|We love some things about where we live.|
Truth be told, I love my neighbourhood. Every day I appreciate it more and more. And my apartment itself? Though this house is falling apart due to lack of maintenance, my unit was renovated and I like it well enough (mouse visitors notwithstanding). I can't really complain about two balconies, hardwood floors and a great location.
So other than the mice (due to proximity to High Park) and the rest of the house issues, here is an example of why I really want to move:
I was walking up my street the other day, heading to the grocery store. A car drove up beside me and stopped. The guy driving said "Hey baby, I just wanted to sincerely thank you for looking damn good today. You're looking real good, and just I want you to know that." He leered in such a way I thought I was gonna throw up or throw a punch to his throat.
Upon immediate recognition of this guy, I was dumbfounded. My reply: "Excuse me? You know that I'm your neighbour, right?"
Him - "No, I did not know that. But girl I hope you have a great day, lookin' that damn good, honey. Thanks for lookin' so beautiful for me." He made some gross noises and then drove off as I tried to set his head on fire with my eyes.
This guy lives in the apartment beside mine. He's the dude who talks so loud I can hear every conversation, ensures that the house constantly smells like an outdoor concert, and brings seriously... we'll call them "unsavoury"... people to the place at all hours. He has always given me the creeps, and now he's just approached me as some would a hooker. I am not comfortable with that. I shouldn't have to be.
But that's not the only reason, and he's not the only one. There is another man who lives here, and he is supposed to be the property manager. I use that term loosely, but my landlord gave him the title. He is constantly being far too forward with me and extremely inappropriate. He has asked me to join his "team" of women he sleeps with, asked how he can get me (and said that he asks God every night), commented on parts of my body, etc. He once told me that he restrained himself due to respect for me and my boyfriend. I will not ever let him know that I'm now single, because I can't imagine how he would treat me then. This man has a key to my place. When something is broken, I often don't report it because I don't want him alone with me in my home.

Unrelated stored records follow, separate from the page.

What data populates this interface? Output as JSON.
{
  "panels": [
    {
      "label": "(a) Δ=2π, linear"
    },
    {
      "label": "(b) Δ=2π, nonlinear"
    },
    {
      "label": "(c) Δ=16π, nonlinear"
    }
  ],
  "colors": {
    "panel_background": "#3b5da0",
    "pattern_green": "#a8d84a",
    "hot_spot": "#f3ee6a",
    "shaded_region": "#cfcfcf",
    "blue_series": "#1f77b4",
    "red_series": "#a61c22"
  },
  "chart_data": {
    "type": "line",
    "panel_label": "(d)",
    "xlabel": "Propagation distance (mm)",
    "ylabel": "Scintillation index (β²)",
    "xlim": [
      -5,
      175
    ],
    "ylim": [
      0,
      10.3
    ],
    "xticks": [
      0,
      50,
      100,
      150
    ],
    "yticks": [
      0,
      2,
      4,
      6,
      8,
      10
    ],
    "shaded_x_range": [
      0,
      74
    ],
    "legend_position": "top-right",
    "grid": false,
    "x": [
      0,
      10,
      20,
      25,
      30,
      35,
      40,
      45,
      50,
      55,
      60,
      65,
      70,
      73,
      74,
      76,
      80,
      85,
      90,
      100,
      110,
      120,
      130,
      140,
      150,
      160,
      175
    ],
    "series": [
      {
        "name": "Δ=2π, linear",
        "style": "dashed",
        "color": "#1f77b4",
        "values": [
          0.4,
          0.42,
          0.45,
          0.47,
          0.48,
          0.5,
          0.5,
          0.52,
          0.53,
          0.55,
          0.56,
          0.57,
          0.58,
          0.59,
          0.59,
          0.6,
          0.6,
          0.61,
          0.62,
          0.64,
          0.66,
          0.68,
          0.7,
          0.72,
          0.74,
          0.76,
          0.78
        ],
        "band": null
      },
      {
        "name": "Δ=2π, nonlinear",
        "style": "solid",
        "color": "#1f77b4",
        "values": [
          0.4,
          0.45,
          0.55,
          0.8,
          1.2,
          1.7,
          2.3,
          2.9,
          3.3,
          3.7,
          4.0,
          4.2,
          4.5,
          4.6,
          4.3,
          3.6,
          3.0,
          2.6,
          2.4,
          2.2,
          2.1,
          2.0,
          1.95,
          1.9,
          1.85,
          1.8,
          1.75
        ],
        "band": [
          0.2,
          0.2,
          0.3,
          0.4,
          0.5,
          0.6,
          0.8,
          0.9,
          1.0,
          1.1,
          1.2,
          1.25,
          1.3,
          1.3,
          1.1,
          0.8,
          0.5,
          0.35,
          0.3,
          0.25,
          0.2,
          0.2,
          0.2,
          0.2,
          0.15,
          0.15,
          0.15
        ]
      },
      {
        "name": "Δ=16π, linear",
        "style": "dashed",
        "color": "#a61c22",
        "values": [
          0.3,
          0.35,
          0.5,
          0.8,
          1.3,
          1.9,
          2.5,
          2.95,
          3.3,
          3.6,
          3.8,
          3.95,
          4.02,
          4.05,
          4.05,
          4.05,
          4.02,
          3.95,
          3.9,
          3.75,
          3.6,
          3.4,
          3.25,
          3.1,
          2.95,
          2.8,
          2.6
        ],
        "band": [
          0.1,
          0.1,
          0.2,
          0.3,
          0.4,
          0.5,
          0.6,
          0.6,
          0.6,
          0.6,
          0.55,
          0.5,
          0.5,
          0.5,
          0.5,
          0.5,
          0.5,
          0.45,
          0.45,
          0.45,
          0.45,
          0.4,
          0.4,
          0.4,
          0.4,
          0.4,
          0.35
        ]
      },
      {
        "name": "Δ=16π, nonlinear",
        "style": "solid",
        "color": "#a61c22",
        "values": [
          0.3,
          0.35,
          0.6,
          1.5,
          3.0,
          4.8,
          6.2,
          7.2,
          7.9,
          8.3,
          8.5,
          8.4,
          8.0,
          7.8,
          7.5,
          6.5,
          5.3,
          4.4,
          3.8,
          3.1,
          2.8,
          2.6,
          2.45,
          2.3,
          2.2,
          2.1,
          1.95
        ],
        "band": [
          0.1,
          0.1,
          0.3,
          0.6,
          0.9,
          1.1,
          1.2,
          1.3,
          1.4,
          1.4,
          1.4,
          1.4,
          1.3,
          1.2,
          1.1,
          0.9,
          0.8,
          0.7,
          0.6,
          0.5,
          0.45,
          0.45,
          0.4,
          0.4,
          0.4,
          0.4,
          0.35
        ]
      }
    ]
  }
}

These are both grown men, far older than I am. Somehow that makes it worse.
It's at the point where I run into my apartment as fast as possible and lock all the locks, to avoid any confrontation with any of them. And that's why I want to leave.
So I'm left with a conundrum. Do I move out of this apartment and just find another one in the (expensive) neighbourhood that I love so much? Or do I change cities? When I wasn't single, I planned on moving to a small town at some point, so the idea of making a big location change is not so foreign to me. The benefits of leaving Toronto would mean I could live cheaper and save for a car again. And maybe a fresh start wouldn't be so bad.
This is where you guys come in. I know some of you are from St. Catharines, Hamilton, Guelph, Burlington, and everywhere in between. Those are some of the places I've been considering, and I'd love your input. Do I stick to Toronto, or find a new location?
|Where do we go now? Axl wants to know.|
Which cities/towns would you recommend that a chick like me and her little dog should live?